Some of the latest weapons in Big Pharma's arsenal result from that understanding. Gleevec, for instance, treats one form of leukemia by zeroing in on the Philadelphia (Ph) chromosome, that part of the genome that directs bone marrow to keep making abnormal white blood cells. Because of drugs like Gleevec and therapies such as bone-marrow and stem-cell transplants, there are 12 million people walking around today who are classified as survivors.

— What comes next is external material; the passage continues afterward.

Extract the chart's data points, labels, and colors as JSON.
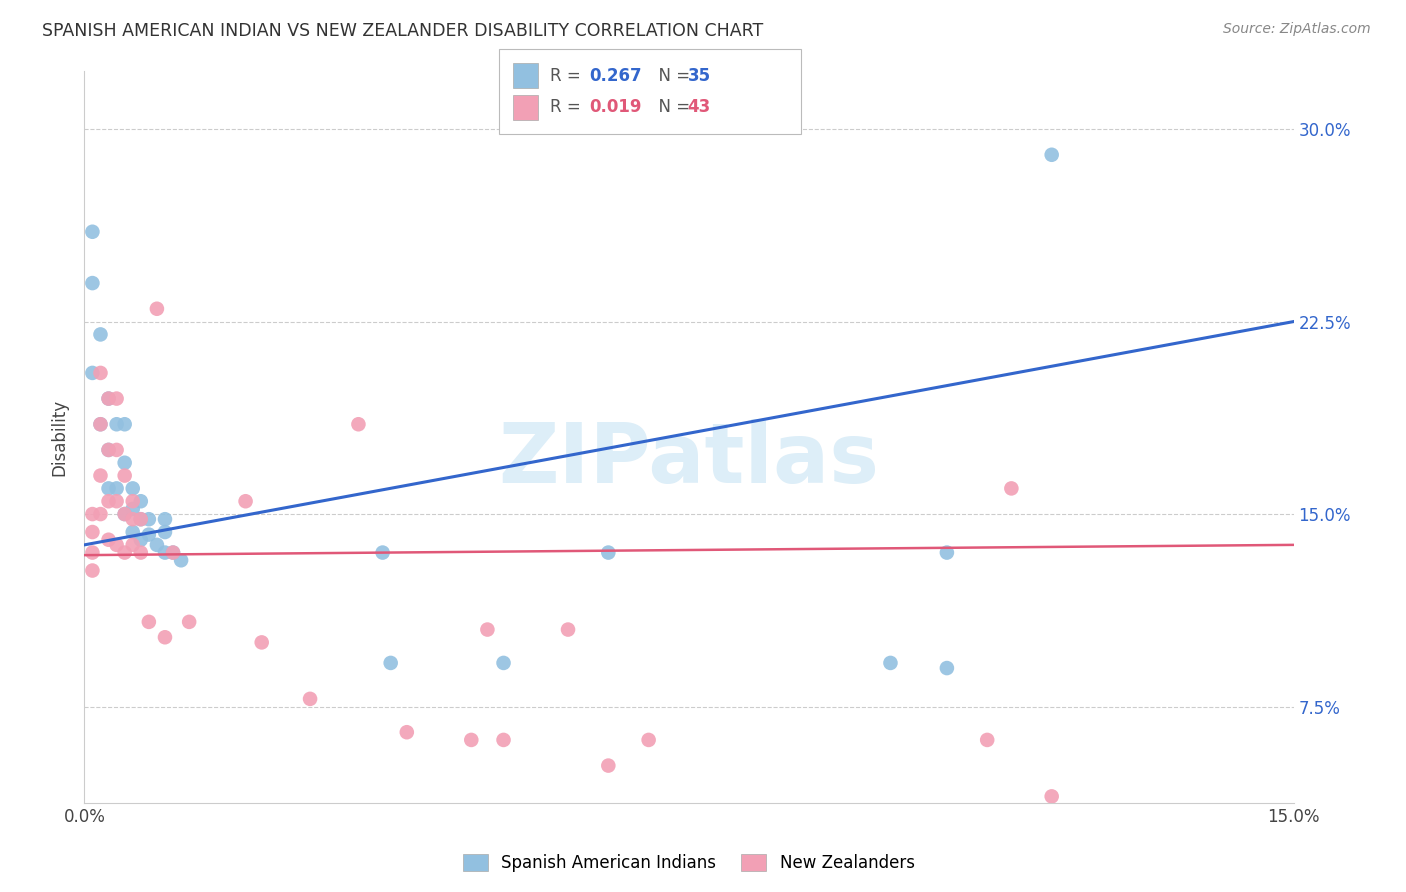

But cancer isn't one disease; it's dozens of them, each with different mechanisms that make the fight diabolically difficult. The most pernicious forms of cancer--among them, pancreatic, lung and brain--are still nearly invincible. Survival rates in rare forms of cancer aren't budging much, either. And the cancer arsenal is still heavy on the blunderbuss--blasting the body with harsh chemotherapy and radiation that take a huge toll on healthy as well as diseased tissue. Nor has the national health-care system done a great job of prevention and early detection. Worst of all, many people don't have access to care. Overall, the death rate from cancer dropped just 5% from 1950 to 2005, the latest available data. During the same period of time, deaths from heart disease dropped 64%.
The Problems with Research
It's not that cancer research funded by NIH/NCI or Big Pharma is somehow second-rate. "The last 30 or so years of concerted effort have led to a tremendously rich understanding. This is not a waste of time," says Jacks of MIT.
The long-standing criticism, though, is that NIH/NCI is necessarily structured for caution, for limited returns based on individual scientists grinding it out in their labs--the three-yards-and-a-cloud-of-dust mentality. To get funding, individual researchers typically have to write grant proposals that demonstrate a reasonable expectation of success. "You have to have already done some of the stuff and then propose it, before they're going to believe it's the right thing to do," says Dr. Ray DuBois, executive vice president of M.D. Anderson Cancer Center and a cancer researcher. A proposal can take months to write, so a rejection means the loss of a scientist's productivity as well.
It can also mean that "lesser" cancers don't get as much attention. M.D. Anderson has a project to map the entire bladder-cancer genome. "It's not something that NIH is interested in because it's a little less common than other cancers," says DuBois. Using other funds, researchers identified a gene defect that correlates smoking and bladder cancer. "If you have that defect and you smoke, there's a 100% chance you'll get cancer," says DuBois. But the hospital is more likely to get support for work on lung cancer, a much bigger problem. So call it research triage.